"No. I'm sure I don't. I've never seen him before."

"You told me that Kennet was excited about a photograph. This must be it. What did he say about it?"

Her forehead was desperately wrinkled.

"I don't know… I told you I never listened. I've got a sort — sort of idea he said it would prove something about how Mr Luker was a murderer, but — Oh, I don't know!"

"Is that all you can remember?"

"Yes. Everything," she said despairingly. "But doesn't it help you? I mean, it's quite a lot for me to remember, really, and you're so clever, you ought to be able to think of something—"

The Saint might have hit her on the nose. He might have taken her neck in his two hands and wrung it out like a sponge. It stands to the credit of his self-control that he did neither of those things.

Instead he did something so free from deliberate thought that it might have been almost instinctive, and yet which afterwards he was tempted to think must have been inspired. He couldn't conscientiously pride himself on thinking so accurately and so far ahead. But he knew that that photograph must be a vital part of the secret, if not the most vital part; and he knew that the negative mattered far more than the print. Of all things, that was what he must retain until he knew its secret. And retaining it might not be so easy.

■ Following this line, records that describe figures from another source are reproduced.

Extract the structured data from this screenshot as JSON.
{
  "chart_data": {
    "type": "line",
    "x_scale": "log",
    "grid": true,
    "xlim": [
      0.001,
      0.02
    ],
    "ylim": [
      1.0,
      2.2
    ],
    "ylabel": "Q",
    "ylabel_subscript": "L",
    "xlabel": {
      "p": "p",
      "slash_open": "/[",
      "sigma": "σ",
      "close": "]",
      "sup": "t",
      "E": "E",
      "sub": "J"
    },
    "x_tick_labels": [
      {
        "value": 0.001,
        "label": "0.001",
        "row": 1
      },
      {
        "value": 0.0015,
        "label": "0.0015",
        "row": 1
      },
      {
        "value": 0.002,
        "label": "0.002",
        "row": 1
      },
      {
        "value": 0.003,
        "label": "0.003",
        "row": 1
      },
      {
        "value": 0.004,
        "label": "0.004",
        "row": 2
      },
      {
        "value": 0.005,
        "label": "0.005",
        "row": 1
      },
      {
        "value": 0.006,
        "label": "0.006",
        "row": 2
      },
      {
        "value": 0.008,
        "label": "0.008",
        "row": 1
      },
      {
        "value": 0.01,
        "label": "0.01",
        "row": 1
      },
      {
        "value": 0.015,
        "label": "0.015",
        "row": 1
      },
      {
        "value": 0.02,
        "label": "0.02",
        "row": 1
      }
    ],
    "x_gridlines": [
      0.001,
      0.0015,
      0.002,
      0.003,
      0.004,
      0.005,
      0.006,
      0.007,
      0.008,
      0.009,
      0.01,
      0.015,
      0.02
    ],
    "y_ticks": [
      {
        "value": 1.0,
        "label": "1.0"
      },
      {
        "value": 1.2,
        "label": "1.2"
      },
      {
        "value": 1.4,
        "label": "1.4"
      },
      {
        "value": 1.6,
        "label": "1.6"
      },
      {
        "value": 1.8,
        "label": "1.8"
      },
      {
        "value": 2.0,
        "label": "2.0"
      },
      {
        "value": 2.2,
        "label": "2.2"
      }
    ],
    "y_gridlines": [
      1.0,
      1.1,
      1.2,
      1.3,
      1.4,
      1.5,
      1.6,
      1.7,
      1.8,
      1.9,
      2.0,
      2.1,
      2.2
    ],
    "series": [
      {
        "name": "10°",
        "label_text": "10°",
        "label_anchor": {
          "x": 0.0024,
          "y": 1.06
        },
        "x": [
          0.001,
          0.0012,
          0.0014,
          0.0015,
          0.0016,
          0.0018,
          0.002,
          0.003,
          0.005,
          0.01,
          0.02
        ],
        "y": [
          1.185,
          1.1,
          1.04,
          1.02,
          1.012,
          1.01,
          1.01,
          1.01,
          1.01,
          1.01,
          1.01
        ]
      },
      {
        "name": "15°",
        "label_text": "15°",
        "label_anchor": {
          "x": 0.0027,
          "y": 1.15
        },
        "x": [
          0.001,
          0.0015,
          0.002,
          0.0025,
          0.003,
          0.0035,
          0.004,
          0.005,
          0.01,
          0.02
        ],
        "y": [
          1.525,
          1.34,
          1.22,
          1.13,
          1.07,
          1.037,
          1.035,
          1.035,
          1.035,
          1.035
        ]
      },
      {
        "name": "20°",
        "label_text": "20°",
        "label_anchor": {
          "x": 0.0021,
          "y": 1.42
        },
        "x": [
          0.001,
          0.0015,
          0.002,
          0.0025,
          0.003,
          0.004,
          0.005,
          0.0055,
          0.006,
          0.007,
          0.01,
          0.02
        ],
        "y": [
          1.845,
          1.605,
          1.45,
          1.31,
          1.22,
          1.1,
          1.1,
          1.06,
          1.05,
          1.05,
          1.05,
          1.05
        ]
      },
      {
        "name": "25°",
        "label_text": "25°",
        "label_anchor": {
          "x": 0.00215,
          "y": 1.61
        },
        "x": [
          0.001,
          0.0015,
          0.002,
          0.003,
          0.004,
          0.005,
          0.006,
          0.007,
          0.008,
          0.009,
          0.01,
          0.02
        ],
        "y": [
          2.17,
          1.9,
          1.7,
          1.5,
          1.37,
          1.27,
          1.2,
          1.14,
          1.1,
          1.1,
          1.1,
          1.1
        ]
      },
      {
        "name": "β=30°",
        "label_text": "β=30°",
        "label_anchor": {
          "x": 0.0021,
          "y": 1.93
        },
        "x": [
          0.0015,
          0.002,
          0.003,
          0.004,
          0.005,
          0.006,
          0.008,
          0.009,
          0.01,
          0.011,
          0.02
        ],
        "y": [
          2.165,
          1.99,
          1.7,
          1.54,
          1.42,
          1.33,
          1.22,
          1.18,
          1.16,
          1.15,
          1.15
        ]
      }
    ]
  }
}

Even then, as he knew, all the police departments of England were hunting him, as well as the anonymous legions of the ungodly. Accidents could always happen, and at any moment one or the other might catch up with him; and then, whichever it was, the first thing that would follow would be that he would be searched. Luckily a Leica negative was not so hard to hide…

That was how he might have worked it out if he had thought so long. But he didn't. He simply got up and strolled over to the dressing table with the negative held between his fingers. There, standing with his back to the girl, he took out his fountain pen, removed the cap, unscrewed the nib end and carefully drew it out with the rubber ink sac attached. Then he rolled the negative gently with his finger and thumb, slid it down into the barrel of the pen and replaced everything. It was not so good as the strong room of a safe deposit, where he would have liked to put it, but it was the best thing he could improvise at the moment; and the restrained mechanical occupation of his hands helped to liberate his struggling thoughts…

"What are you doing?" the girl asked fretfully.